I'd done what I could. Maybe it would help her get the promotion she deserved. Maybe it would make some small difference in a system that seemed determined to overlook her qualifications.
And maybe, when she found someone who could give her everything she wanted — the marriage, the children, the future I was too broken to provide — she'd remember that I'd tried to fight for her in the only way I knew how.
Outside my kitchen window, the city was waking up. People were starting their days, heading to jobs where they'd make decisions and solve problems and build things that mattered. Normal people with normal lives, who didn't carry the weight of everyone they'd failed to save.
I closed the laptop and headed for my bedroom, exhaustion finally winning over the adrenaline that had kept me awake all night. In a few hours, I'd have to go back to work, put on my scrubs and my professional smile, and pretend I was still the competent, caring nurse everyone thought I was.
But for now, I could sleep. And maybe, if I was lucky, I wouldn't dream about Lisa Harris or little Amelia Patterson or the look in Izzy's eyes when she'd asked me to stay and I'd known I was the wrong answer to every question she'd ever have about the future.
chapter
twenty-nine
I woketo the cold shock of an empty bed and the immediate, crushing awareness that something fundamental had shifted in the night. The space where Jimmy had been lying was cool to the touch, the indentation in the pillow the only evidence he'd been there at all. I rolled over, squinting at the clock. He'd left sometime early, slipping away while I slept.
The memory of last night hit me in fragments — my desperate plea for him to stay, the careful way we'd held each other without really connecting, the hollow feeling that we were going through the motions of intimacy without any of its substance. I stared at the ceiling, trying to decide if I was relieved or devastated that he'd left.
My phone buzzed with a text message:
Jimmy
Had to leave for shift prep. Didn't want to wake you. I love you.
I stared at the message for a long moment, my thumb hovering over the keyboard. What was I supposed to say? That I loved him too, but I wasn't sure love was enough anymore? That his careful distance felt like another kind of abandonment?
Ok. Have a good shift.
Safe. Neutral. The kind of response that said nothing while saying everything.
I was still holding my phone when it rang, Margaret's name on the screen sending ice through my veins.
"Izzy?" Her voice was thin, stretched tight with panic. "You need to come. Now. The doctor said... oh God, Izzy, it's time."
I went numb. For a moment, I couldn’t even move. Pancreatic cancer was notorious for this — long periods of relative stability followed by a rapid, irreversible decline. I'd known this call would come eventually, but knowing and being ready were two entirely different things.
"I'm on my way," I said, already throwing off the covers. "Twenty minutes. Is he...?"
"He's still here. But Izzy, hurry."
I was dressed and out the door in under five minutes, my mind shifting into the tactical mode that had carried me through every crisis of my adult life. Traffic patterns. Fastest route. Parking at Metro General. The practical details that kept me from thinking about what waited at the end of the drive.

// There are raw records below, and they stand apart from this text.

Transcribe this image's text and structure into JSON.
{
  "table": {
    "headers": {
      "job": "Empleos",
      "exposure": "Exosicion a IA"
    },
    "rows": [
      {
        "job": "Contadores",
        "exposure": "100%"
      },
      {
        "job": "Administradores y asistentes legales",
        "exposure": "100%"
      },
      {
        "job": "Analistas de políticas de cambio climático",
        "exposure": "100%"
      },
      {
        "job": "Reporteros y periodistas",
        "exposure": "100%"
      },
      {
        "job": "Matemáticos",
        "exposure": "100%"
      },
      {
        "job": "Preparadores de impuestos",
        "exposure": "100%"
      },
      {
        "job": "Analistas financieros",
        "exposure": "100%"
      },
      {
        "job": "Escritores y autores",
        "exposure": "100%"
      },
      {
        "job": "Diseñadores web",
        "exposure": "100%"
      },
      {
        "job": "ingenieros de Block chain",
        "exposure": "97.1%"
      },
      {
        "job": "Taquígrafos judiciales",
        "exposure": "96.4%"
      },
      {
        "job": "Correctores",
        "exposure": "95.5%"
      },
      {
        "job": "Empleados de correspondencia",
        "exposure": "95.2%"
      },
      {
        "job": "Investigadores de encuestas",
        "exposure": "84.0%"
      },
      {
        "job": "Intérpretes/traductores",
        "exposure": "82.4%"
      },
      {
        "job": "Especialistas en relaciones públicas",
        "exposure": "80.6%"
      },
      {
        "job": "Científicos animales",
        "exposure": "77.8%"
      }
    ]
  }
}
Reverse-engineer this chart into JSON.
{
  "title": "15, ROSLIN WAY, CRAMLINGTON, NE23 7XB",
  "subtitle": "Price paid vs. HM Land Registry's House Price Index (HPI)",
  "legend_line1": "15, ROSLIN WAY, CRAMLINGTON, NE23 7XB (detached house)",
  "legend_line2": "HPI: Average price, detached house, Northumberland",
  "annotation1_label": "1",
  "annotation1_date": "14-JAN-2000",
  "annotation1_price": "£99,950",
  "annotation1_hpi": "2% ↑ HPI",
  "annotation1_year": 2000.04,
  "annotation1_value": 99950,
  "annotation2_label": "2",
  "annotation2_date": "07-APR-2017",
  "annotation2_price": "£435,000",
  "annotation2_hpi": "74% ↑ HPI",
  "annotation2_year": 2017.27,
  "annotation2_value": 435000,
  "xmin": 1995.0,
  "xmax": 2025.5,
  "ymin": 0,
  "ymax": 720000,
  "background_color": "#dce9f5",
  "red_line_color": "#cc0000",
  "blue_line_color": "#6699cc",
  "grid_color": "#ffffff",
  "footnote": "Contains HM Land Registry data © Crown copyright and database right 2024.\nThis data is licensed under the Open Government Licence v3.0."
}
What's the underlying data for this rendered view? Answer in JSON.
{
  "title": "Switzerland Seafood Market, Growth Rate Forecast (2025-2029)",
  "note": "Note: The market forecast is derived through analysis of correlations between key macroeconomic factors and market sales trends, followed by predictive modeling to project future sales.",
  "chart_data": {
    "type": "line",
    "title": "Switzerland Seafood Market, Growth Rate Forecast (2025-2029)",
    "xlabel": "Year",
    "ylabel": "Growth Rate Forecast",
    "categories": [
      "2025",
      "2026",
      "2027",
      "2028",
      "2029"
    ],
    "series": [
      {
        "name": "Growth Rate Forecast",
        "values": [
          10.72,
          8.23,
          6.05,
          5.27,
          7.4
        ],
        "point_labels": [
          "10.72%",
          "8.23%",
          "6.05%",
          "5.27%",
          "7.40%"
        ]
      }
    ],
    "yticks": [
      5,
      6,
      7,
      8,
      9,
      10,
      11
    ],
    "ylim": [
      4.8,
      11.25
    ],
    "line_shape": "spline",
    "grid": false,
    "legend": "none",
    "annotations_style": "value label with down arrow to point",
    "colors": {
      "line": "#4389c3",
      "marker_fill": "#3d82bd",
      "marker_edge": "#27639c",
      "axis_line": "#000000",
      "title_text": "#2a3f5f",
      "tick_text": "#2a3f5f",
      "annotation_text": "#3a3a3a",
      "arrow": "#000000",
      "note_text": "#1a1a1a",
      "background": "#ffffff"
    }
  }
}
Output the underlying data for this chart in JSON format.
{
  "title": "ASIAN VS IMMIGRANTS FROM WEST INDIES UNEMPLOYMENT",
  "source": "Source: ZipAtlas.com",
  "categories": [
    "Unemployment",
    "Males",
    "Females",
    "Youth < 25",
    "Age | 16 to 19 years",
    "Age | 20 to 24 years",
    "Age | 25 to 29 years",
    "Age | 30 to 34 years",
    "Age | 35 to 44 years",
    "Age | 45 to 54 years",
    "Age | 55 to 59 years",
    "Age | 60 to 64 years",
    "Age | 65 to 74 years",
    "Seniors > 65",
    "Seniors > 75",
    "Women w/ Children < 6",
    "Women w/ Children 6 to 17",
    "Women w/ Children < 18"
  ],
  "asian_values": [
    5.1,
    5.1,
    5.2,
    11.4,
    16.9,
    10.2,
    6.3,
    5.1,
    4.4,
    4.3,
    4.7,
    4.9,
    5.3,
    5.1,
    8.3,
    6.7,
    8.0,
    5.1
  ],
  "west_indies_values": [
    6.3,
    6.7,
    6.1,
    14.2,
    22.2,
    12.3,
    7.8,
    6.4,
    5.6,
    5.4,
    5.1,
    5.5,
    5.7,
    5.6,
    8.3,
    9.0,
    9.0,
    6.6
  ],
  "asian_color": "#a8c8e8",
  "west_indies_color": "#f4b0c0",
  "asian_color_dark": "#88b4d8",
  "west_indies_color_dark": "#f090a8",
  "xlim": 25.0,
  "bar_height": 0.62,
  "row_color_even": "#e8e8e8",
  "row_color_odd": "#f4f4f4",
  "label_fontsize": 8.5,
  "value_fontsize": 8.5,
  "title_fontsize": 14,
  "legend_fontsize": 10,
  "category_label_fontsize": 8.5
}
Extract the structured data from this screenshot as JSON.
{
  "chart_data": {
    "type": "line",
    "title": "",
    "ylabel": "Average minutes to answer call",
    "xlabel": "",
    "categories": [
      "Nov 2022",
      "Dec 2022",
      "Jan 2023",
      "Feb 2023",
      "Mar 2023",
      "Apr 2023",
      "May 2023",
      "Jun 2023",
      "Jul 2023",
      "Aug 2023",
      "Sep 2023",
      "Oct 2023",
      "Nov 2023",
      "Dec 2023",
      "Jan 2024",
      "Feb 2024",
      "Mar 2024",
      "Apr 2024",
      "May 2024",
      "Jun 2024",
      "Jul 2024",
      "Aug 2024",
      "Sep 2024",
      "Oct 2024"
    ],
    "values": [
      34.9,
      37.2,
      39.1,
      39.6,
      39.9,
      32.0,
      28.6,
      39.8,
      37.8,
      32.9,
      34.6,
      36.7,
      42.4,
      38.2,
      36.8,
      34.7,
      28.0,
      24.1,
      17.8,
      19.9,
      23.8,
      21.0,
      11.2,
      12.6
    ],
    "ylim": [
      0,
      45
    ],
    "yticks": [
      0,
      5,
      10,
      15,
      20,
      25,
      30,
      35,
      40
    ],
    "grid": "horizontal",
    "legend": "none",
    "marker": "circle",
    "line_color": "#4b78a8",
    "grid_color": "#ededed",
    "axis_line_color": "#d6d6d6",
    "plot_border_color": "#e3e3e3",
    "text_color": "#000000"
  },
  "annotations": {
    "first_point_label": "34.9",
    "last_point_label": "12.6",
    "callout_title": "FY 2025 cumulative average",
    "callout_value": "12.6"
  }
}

The ICU at Metro General was quiet in the way that intensive care units were quiet — not peaceful, but hushed with the weight of lives hanging in the balance. I found Margaret outside Cap's room, looking smaller and more fragile than I'd ever seen her. She fell into my arms the moment she saw me, and I held her while she cried, my own grief a tight knot in my chest that I couldn't afford to untangle. Not yet.
"He's been waiting for you," she whispered against my shoulder. "I think... I think he's been holding on."
Cap's room was dim, lit only by the soft glow of monitorsand the early morning light filtering through the window. He looked impossibly small in the hospital bed, his skin the waxy yellow that spoke of liver failure, his breathing shallow and labored. But his eyes were open when I approached, those sharp, intelligent eyes that had seen me through every crisis of the past twelve years.
"Hey, Cap," I whispered, taking his hand. His grip was weak but present, his fingers curling around mine with the ghost of his former strength.
He couldn't speak — the effort of breathing was taking everything he had — but his eyes held mine with the same intensity that had always made him such a good commander. I saw recognition there, and love, and something that might have been pride.
"I'm here," I said, settling into the chair beside his bed. "I'm right here."
Margaret took his other hand, and the three of us existed in a bubble of quiet intensity, listening to the steady rhythm of the monitors, the soft sounds of the hospital carrying on around us. I found myself talking to him in low whispers, telling him about the crew, about station politics, about the mundane details of daily life that suddenly felt precious because I was sharing them with him for the last time.
"Please," I heard myself whisper, my voice breaking for the first time. "Please don't go. I'm not ready. I don't know how to do this without you."
His hand tightened slightly around mine, and with tremendous effort, he lifted his other hand to my face, his thumb brushing away a tear I hadn't realized I'd shed. His touch was gentle, final, a last blessing from the man who'd been more of a father to me than my own.